China claims NPLs under control
Still manageable said the China Banking Regulatory Commission.
CBRC Vice Chairman Cai Esheng claims the problem of non-performing loans or NPLs on the books of Chinese banks is under control and are still manageable relative to the total volume of outstanding loans.
The government last April required Chinese financial institutions to keep 1.5% of their gross loans as general provisions beginning July up from the existing 1% in a move to tighten the banking sector's risk prevention and control.
The new "dynamic provision" regulation imposed by the Ministry of Finance will apply to policy banks, commercial banks, financial companies, urban and rural credit cooperatives and lease financing companies. China's banking sector reported a combined net profit of US$164.9 billion in 2011, 16% more than in 2010, according to CBRC. The ratio of NPLs among lenders stood at around 0.97% at the end of September, up from 0.9% at the end of the second quarter.

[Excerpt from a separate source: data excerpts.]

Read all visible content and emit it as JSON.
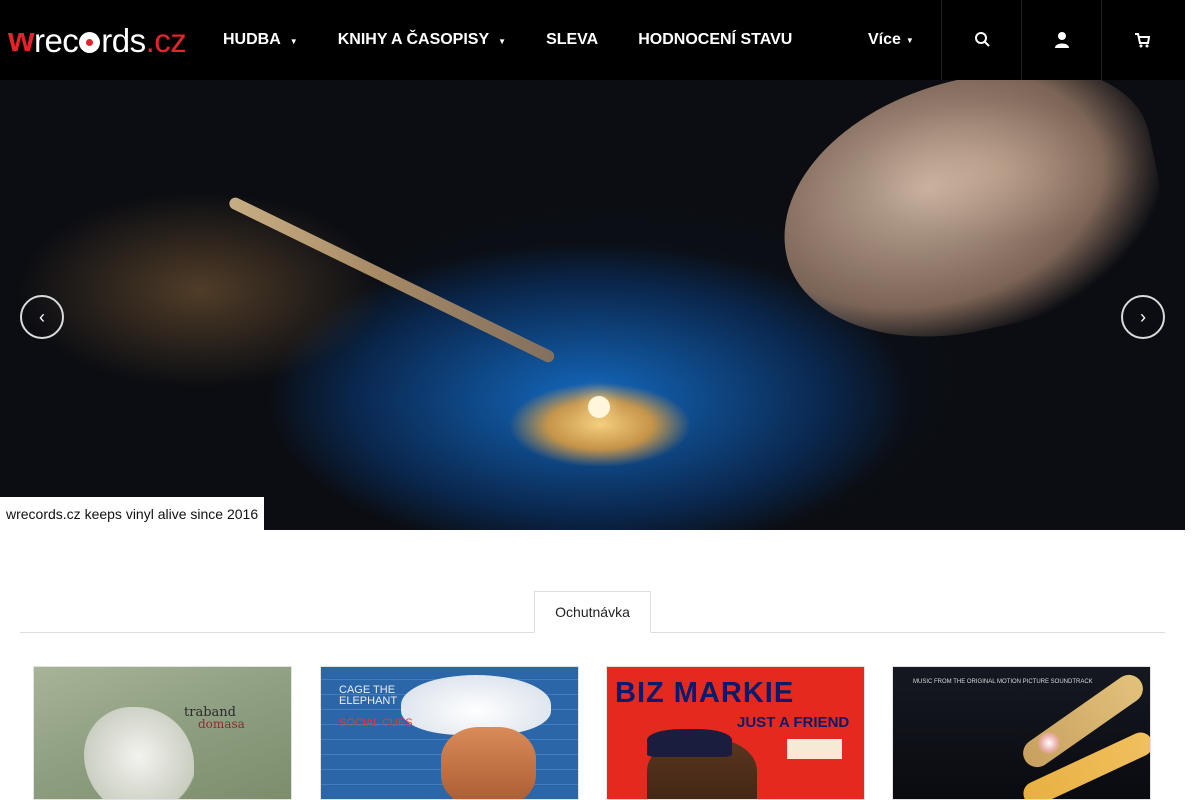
{
  "brand": {
    "logo_w": "w",
    "logo_rec": "rec",
    "logo_rds": "rds",
    "logo_cz": ".cz"
  },
  "nav": {
    "items": [
      {
        "label": "HUDBA",
        "has_dropdown": true
      },
      {
        "label": "KNIHY A ČASOPISY",
        "has_dropdown": true
      },
      {
        "label": "SLEVA",
        "has_dropdown": false
      },
      {
        "label": "HODNOCENÍ STAVU",
        "has_dropdown": false
      }
    ],
    "more_label": "Více",
    "icon_buttons": [
      "search-icon",
      "user-icon",
      "cart-icon"
    ]
  },
  "hero": {
    "caption": "wrecords.cz keeps vinyl alive since 2016",
    "prev_icon": "chevron-left-icon",
    "next_icon": "chevron-right-icon"
  },
  "tabs": {
    "active_label": "Ochutnávka"
  },
  "products": [
    {
      "cover_text_1": "traband",
      "cover_text_2": "domasa"
    },
    {
      "cover_text_1": "CAGE THE ELEPHANT",
      "cover_text_2": "SOCIAL CUES"
    },
    {
      "cover_text_1": "BIZ MARKIE",
      "cover_text_2": "JUST A FRIEND"
    },
    {
      "cover_text_1": "MUSIC FROM THE ORIGINAL MOTION PICTURE SOUNDTRACK"
    }
  ],
  "colors": {
    "header_bg": "#000000",
    "accent": "#e3242b",
    "tab_border": "#dddddd"
  }
}
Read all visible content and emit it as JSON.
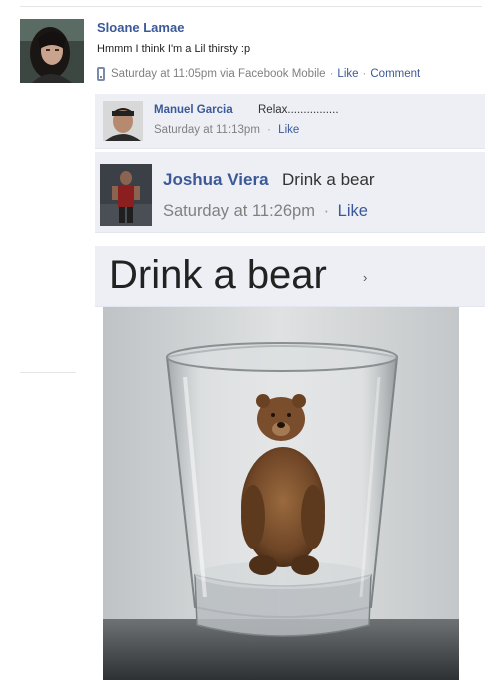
{
  "post": {
    "author": "Sloane Lamae",
    "message": "Hmmm I think I'm a Lil thirsty :p",
    "timestamp": "Saturday at 11:05pm via Facebook Mobile",
    "like_label": "Like",
    "comment_label": "Comment",
    "sep": "·"
  },
  "comments": [
    {
      "author": "Manuel Garcia",
      "text": "Relax................",
      "timestamp": "Saturday at 11:13pm",
      "like_label": "Like"
    },
    {
      "author": "Joshua Viera",
      "text": "Drink a bear",
      "timestamp": "Saturday at 11:26pm",
      "like_label": "Like"
    }
  ],
  "caption": {
    "text": "Drink a bear",
    "chevron": "›"
  },
  "colors": {
    "link": "#3b5998",
    "comment_bg": "#edeff4",
    "meta_gray": "#808080"
  },
  "icons": [
    "mobile-icon",
    "chevron-right-icon"
  ]
}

The provision that banks set aside as a buffer reached 290.1% of the NPLs at the end of the third quarter, 11 percentage points higher than at the beginning of the year, but 0.1 percentage point lower than three months earlier. NPLs reached US$72 billion by the end of June, 0.9% of the total outstanding loans. The amount of bad loans had been climbing for three consecutive quarters by the end of June.